Que ce soit pour démarrer, pour reprendre, ou pour passer à un confrère, la checklist pratique.

  • Ordonnance de médicament d'exception pour Wegovy : à quatre volets, et prescription initiale bien émise par un spécialiste autorisé. Une ordonnance simple de généraliste ne passe pas au comptoir.
  • Numéro de lot et origine. En France, pharmacie d'officine uniquement. Les revendeurs en ligne étrangers qui proposent Wegovy ou Mounjaro sans ordonnance livrent dans plus d'un cas sur trois des contrefaçons. L'ANSM a publié plusieurs alertes en 2024 et 2025.
  • Chaîne du froid. Sémaglutide et tirzépatide se conservent entre 2 et 8 °C jusqu'à ouverture. Un stylo laissé plus de 6 semaines hors frigo perd une part de son activité.
  • Antécédents thyroïdiens personnels ou familiaux de carcinome médullaire ou NEM2 : contre-indication absolue, à vérifier avant la première injection.
  • Grossesse, allaitement, désir de grossesse dans les 2 mois : contre-indication. Arrêt d'au moins 2 mois avant une conception planifiée.
  • Fonction rénale, pancréatique, biliaire : bilan initial et recontrôle en cas de douleurs abdominales persistantes, pas seulement nauséeuses.
  • Interactions. L'absorption des médicaments oraux est ralentie par la gastroparésie induite. Contraception orale : ajouter une méthode barrière les 4 premières semaines après chaque hausse de dose, surtout avec le tirzépatide.

Réalité du marché français

Trois faits à garder en tête, spécifiques à la France en avril 2026.

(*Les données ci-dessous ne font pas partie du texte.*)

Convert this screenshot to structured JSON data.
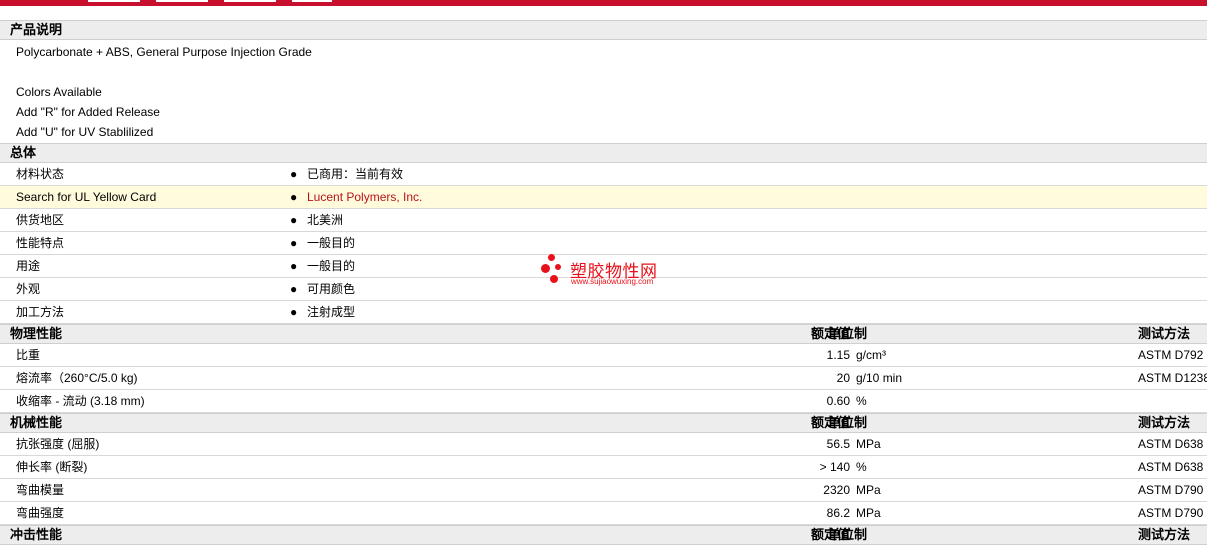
{
  "sections": {
    "description": {
      "title": "产品说明",
      "lines": [
        "Polycarbonate + ABS, General Purpose Injection Grade",
        "",
        "Colors Available",
        "Add \"R\" for Added Release",
        "Add \"U\" for UV Stablilized"
      ]
    },
    "general": {
      "title": "总体",
      "rows": [
        {
          "label": "材料状态",
          "value": "已商用：当前有效"
        },
        {
          "label": "Search for UL Yellow Card",
          "value": "Lucent Polymers, Inc."
        },
        {
          "label": "供货地区",
          "value": "北美洲"
        },
        {
          "label": "性能特点",
          "value": "一般目的"
        },
        {
          "label": "用途",
          "value": "一般目的"
        },
        {
          "label": "外观",
          "value": "可用颜色"
        },
        {
          "label": "加工方法",
          "value": "注射成型"
        }
      ]
    },
    "physical": {
      "title": "物理性能",
      "rows": [
        {
          "label": "比重",
          "value": "1.15",
          "unit": "g/cm³",
          "test": "ASTM D792"
        },
        {
          "label": "熔流率（260°C/5.0 kg)",
          "value": "20",
          "unit": "g/10 min",
          "test": "ASTM D1238"
        },
        {
          "label": "收缩率 - 流动 (3.18 mm)",
          "value": "0.60",
          "unit": "%",
          "test": ""
        }
      ]
    },
    "mechanical": {
      "title": "机械性能",
      "rows": [
        {
          "label": "抗张强度 (屈服)",
          "value": "56.5",
          "unit": "MPa",
          "test": "ASTM D638"
        },
        {
          "label": "伸长率 (断裂)",
          "value": "> 140",
          "unit": "%",
          "test": "ASTM D638"
        },
        {
          "label": "弯曲模量",
          "value": "2320",
          "unit": "MPa",
          "test": "ASTM D790"
        },
        {
          "label": "弯曲强度",
          "value": "86.2",
          "unit": "MPa",
          "test": "ASTM D790"
        }
      ]
    },
    "impact": {
      "title": "冲击性能"
    }
  },
  "column_headers": {
    "value": "额定值",
    "unit": "单位制",
    "test": "测试方法"
  },
  "watermark": {
    "name": "塑胶物性网",
    "url": "www.sujiaowuxing.com"
  },
  "colors": {
    "brand": "#c8102e",
    "link": "#b8141a",
    "highlight": "#fffbdc"
  }
}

Le remboursement ne viendra pas à court terme pour l'obésité simple. La Commission de la transparence de la HAS a donné à Wegovy un SMR modéré et une ASMR de niveau V en 2024. Cette combinaison verrouille l'absence de remboursement hors comorbidité sévère. Position officielle : la HAS attend des données de long terme sur le maintien hors traitement. Ces données, STEP-4 et SURMOUNT-4 les fournissent déjà — dans un sens défavorable au remboursement.

Le marché parallèle existe, et il est dangereux. Des patients commandent sur des sites qui se présentent comme « pharmacies européennes ». L'ANSM a saisi plus de 15 000 doses contrefaites de sémaglutide entre janvier 2024 et décembre 2025. Les produits saisis contenaient soit une autre molécule (parfois de l'insuline, parfois rien), soit du sémaglutide à dosage aléatoire. Le risque d'hypoglycémie sévère ou de pancréatite aiguë est documenté.

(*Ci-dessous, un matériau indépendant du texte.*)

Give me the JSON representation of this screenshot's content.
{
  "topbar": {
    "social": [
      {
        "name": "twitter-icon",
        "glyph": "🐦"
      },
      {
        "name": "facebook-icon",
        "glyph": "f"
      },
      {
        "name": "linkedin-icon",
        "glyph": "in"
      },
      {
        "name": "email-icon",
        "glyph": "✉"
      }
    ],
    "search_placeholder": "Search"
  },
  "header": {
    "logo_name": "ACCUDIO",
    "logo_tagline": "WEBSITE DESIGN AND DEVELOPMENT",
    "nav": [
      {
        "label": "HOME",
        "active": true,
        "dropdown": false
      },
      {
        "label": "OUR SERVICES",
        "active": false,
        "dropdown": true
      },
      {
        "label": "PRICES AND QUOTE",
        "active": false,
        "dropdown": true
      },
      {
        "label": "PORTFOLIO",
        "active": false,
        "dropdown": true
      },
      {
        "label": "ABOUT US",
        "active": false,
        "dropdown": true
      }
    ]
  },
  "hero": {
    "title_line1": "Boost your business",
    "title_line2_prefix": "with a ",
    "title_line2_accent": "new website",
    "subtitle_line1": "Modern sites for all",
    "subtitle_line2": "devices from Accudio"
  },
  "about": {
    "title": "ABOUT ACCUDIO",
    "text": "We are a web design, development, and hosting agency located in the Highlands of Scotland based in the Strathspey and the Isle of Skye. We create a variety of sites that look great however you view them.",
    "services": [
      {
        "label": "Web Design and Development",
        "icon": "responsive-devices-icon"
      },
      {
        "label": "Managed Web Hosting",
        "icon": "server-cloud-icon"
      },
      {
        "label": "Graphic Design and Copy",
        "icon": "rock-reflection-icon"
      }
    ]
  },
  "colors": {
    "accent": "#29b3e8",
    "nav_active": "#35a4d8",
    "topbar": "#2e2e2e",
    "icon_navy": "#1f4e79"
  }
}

Le suivi nutritionnel n'est pas inclus dans le prix du médicament. Wegovy ne couvre ni la consultation diététique, ni le renforcement musculaire encadré. Un parcours sérieux ajoute 40 à 120 € par mois en séances de diététicien non remboursé ou de coach APA. Le total réel pour un patient non remboursé monte donc à 310–490 € par mois pendant la phase active. Sur deux ans, on parle de 7 500 à 11 500 €.

« On a vendu le GLP-1 comme une pilule miracle. En France, c'est surtout un investissement, avec un cahier des charges derrière. Les patients qui tiennent sur la durée, ce sont ceux qui ont traité le médicament comme un démarreur, pas comme un substitut au travail. » — Médecin de l'obésité, CHU de Lyon, entretien mars 2026

La question honnête à poser avant de commencer n'est pas « est-ce que je vais perdre du poids ». La réponse est oui, presque toujours, et assez vite. La vraie question, c'est : suis-je prêt·e à payer et à tenir plusieurs années, ou à avoir un plan précis pour le jour où j'arrête ? Les deux réponses sont légitimes. La seule qui ne l'est pas, c'est de ne pas se la poser.